Stuck on a proof about rotating a matrix Given a matrix $A \in M^{n×n}(F)$, let $A^{\rho}$ denote the matrix obtained from $A$ by ‘rotating’ it $90^{\circ}$ clockwise.
For example,
$$\begin{bmatrix} 1&2\\ 3&4 \end{bmatrix}^\rho =\begin{bmatrix} 3&1\\ 4&2 \end{bmatrix}.$$
Find (with proof) an expression for $A^\rho$ in terms of $A$.
Through analyzing $2\times 2, 3\times 3, 4\times 4$, and $5\times 5$ cases, it seems that the rotation is equivalent to transposing A and then swapping the first column with the $n^{th}$ column, the second column with the $(n-1)^{th}$ column, and so on. Performing these column operations is equivalent to right multiplication by a permutation matrix. 
So I've concluded that $A^\rho$ is equivalent to $A^TP$ where $P$ is the the "mirror image" of $I_n$. 
For example in the $5 \times 5$ case, $P= \begin{bmatrix}
 0&0&0&0&1\\
 0&0&0&1&0\\
 0&0&1&0&0\\
 0&1&0&0&0\\
 1&0&0&0&0
\end{bmatrix}.$
I'm struggling with how to prove this in the general case, or how to express $P$ for any $n$. Any help is appreciated!

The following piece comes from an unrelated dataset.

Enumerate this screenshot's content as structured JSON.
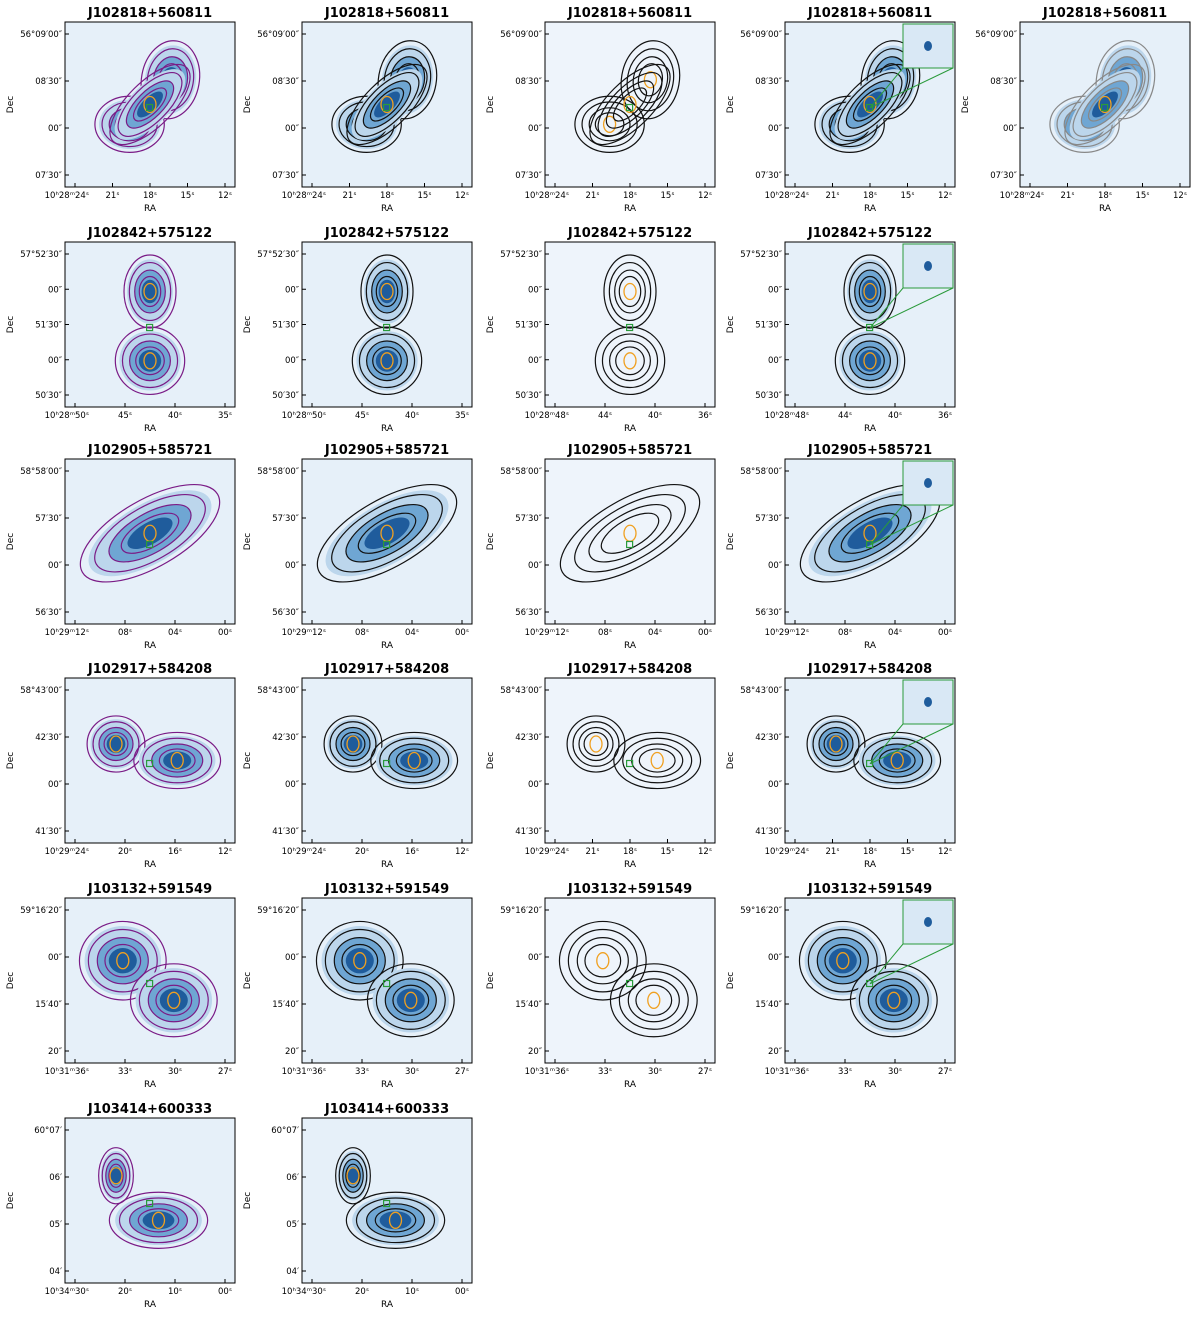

 A: Anthony Ter's suggestion of verifying $(A^{\rm T} P)_{j,\ n-i+1}$ actually equals $A_{i,j}$ is key (I'm assuming indexes go from $1$ to $n$), but in order to do so, it's helpful to rely on a way of defining $P$ entrywise. Consider the Kronecker delta: 
$$\delta_{i,j} :=\begin{cases} 1,& \text{if }\ i=j;\\ 0,& \text{if }\ i\neq j.\end{cases}$$
Then you can define $I_n$ entrywise as $(I_n)_{i,j} :=\delta_{i,j}$; and similarly, $(P)_{i,j} :=\delta_{i,n-j+1}$. Then, you can compute $(A^{\rm T} P)_{j,\ n-i+1}$ directly by using the matrix-product entrywise definition and the matrix transpose property: $(A^{\rm T})_{i,j} := A_{j,i}$.
\begin{align} (A^\rho)_{j,\ n-i+1} &=(A^{\rm T} P)_{j,\ n-i+1} =\sum_{k=1}^n (A^{\rm T})_{j,k} \ P_{k,\ n-i+1}\\
 &=\sum_{k=1}^n A_{k,j} \ \delta_{k,\ n-(n-i+1)+1} =\sum_{k=1}^n A_{k,j} \ \delta_{k,i}\\
 &=A_{1,j}\ \delta_{1,i} +A_{2,j}\ \delta_{2,i} +A_{3,j}\ \delta_{3,i} +\ldots +A_{n,j}\ \delta_{n,i}.\end{align}
Note that inside the summation, $k$ is variable, whereas $i$ and $j$ are fixed. For $\delta_{k,i}$ not to be zero (i.e., one) then $k$ shall equal $i$. Thus, $(A^\rho)_{j,\ n-i+1} =A_{i,j} \ \delta_{i,i} =A_{i,j}$, as desired.
A: A good way to prove this is to take $A_{ij}$ and track where it should end up after a rotation, and where it does end up after your expression.
To get you started: $A_{i,j} = A^{\rho}_{j , n-i} $
Now show that $A_{i,j} = (A^TP)_{j, n-i}$. This will show that they are equivalent matrices, since all their entries are the same. If you found a good expression, it should work. As for defining $P$, your current definition should be good enough.